We are getting repeated complaints about T123171: First languages in the Latin alphabet like ace and af are stuck in sidebar—languages that appear seemingly randomly. The real reason is usually that there are not enough languages to suggest, and the software picks the first few languages alphabetically.
This is usually not useful to most readers, because the languages indeed appear to be random and they are unlikely to be clicked. While there can be several way to suggest languages in a clever way, such as T70071 and T70077, they may take time to implement, and they are not immediately urgent.
However, there is one simple thing that can be done to improve this: Create a list of 20 or so "universally common languages", which will be shown in the initial compact links list if the usual algorithm runs out of suggestions (for example, prioritizing other Scandinavian languages is useful in the Norwegian Wikipedia even when not browsing from Norway).
So, for example, if French doesn't appear in the CLDR suggestions for the reader's country, Aramaic may be shown there, but the chance that French is more useful to the reader than Aramaic is much higher.
The easiest thing to do is to combine these two lists:
- https://en.wikipedia.org/wiki/List_of_languages_by_total_number_of_speakers
- https://meta.wikimedia.org/wiki/List_of_Wikipedias
... and this will give us:
[ 'zh', 'en', 'hi', 'ur', 'es', 'ar', 'ru', 'id', 'ms', 'pt', 'fr', 'de', 'bn', 'ja', 'pnb', 'pa', 'jv', 'te', 'ta', 'ko', 'mr', 'tr', 'vi', 'it', 'fa', 'sv', 'nl', 'pl' ]
This should be a variable, named something like $wgUniversalLanguageSelectorFallbackCommonLanguages, because it might be useful to customize it for some sites.
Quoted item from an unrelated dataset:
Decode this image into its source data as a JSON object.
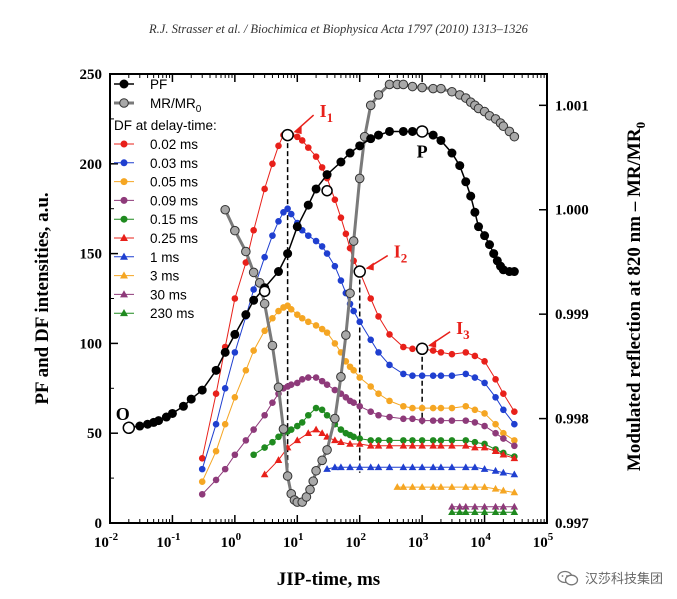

To clarify, these languages must only be added to the list as the last fallback. If Afrikaans is actually one of the suggested languages, e.g. from CLDR, and French is not, then Afrikaans must take precedence over French.
Criteria for inclusion
Languages with:
- Over 50 mln speakers
- With "Lahnda" converted to two varieties of Punjabi, which are its written versions.
- Has a Wikipedia with
- 20,000 articles
- depth of at least 5